AMD’s two memory protections are not the same. Secure Memory Encryption (SME) runs under the operating system. It uses a single key and lets the OS encrypt chosen memory pages. TSME runs under firmware. It encrypts all of RAM with no OS involvement, switches on silently once the BIOS enables it, and asks nothing of the user.

That last trait made TSME the practical one. When active, it blocks physical attacks: cold boot exploits, snooping on the DRAM interface, and pulling a memory module to read it on another machine. The performance cost stays low, with AMD’s own figures placing it under five percent. On Ryzen PRO parts, AMD sells the same protection under the name Memory Guard.

The loss bites hardest for people who treat a desktop as a security tool. Cold boot attacks are no lab curiosity; they remain a documented and realistic way to lift secrets straight out of memory. Anyone running a hardware wallet or managing private keys on a consumer AMD box loses a quiet layer of defense, even though the wallet’s own chip stays sealed. The host still touches keys during signing and setup, and unencrypted RAM widens the target. Users who keep large holdings in cold storage have long leaned on exactly this kind of background protection.

The change also sharpens the line between AMD’s consumer and business tiers. Rival Intel ships total memory encryption broadly across its modern chips, which makes AMD’s PRO-only stance look like a deliberate nudge toward pricier hardware for security-minded buyers. For teams that already track enterprise security tooling closely, the takeaway is plain: verify what each SKU actually enables rather than trusting past behavior. The episode is one more reason managing security risk keeps getting harder — a feature that worked for years can vanish from a product line overnight, with no changelog entry to mark its exit.

Users Feel Shortchanged

AMD has never advertised TSME as a consumer feature, and has long said SME sits in the PRO and EPYC tiers alone. Yet in 2020, Lendacky himself wrote that a consumer Ryzen 3700X “should support TSME,” and in a 2025 follow-up he recommended it: “I recommend using TSME (Transparent SME), but it is a BIOS option that needs to be exposed by your BIOS provider,” he said. Years of the feature working on cheaper chips taught buyers to count on it.

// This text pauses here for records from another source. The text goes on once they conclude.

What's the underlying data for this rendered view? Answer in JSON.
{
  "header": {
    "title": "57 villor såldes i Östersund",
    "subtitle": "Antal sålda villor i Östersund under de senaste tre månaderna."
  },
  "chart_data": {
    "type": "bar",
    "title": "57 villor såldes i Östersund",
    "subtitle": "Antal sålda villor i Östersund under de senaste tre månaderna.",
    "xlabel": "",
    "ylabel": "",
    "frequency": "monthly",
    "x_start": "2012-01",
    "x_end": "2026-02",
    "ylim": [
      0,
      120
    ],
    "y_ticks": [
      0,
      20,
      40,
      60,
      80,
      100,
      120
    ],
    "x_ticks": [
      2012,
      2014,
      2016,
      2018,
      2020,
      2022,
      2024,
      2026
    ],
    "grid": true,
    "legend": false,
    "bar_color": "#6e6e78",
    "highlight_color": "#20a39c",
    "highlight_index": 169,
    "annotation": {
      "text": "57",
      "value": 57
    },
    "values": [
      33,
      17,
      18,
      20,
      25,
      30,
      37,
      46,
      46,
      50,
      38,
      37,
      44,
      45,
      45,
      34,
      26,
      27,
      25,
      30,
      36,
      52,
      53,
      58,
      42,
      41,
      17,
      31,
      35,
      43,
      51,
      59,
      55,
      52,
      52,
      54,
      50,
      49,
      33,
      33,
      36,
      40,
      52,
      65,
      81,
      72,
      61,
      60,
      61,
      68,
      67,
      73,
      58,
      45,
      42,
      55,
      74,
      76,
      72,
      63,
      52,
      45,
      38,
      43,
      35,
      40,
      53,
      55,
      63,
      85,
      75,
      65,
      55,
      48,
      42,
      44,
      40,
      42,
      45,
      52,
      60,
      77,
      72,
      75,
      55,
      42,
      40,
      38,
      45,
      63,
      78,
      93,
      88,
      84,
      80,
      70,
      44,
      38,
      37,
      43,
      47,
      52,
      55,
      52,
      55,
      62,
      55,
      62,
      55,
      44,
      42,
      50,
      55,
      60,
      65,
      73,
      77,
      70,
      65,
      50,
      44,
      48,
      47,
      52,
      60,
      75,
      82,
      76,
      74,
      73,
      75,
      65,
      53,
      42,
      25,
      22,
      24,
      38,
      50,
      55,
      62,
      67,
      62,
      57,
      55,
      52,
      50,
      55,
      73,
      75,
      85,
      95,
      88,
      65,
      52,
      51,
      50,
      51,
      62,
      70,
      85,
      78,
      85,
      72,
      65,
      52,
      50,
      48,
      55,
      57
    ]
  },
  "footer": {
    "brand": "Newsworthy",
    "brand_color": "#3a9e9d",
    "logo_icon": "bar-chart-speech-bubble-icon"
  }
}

Joe Fitzgerald, a specialist in silicon-level security, sees two possibilities, neither flattering. “They could have not realized they did it leading to their cagey responses, or they could have done it intentionally and tried to get away with it, leading to the same cagey responses,” he said in an interview. “But I really feel like an explanation should be in order, even if it was ‘TSME was never supposed to be supported. We did ship some firmwares that erroneously enabled it, but you shouldn’t use them since we can’t guarantee it’ll work properly.'”

For now, AMD has said nothing more, and consumer Ryzen owners who valued the protection are left to confirm, chip by chip, whether it still works.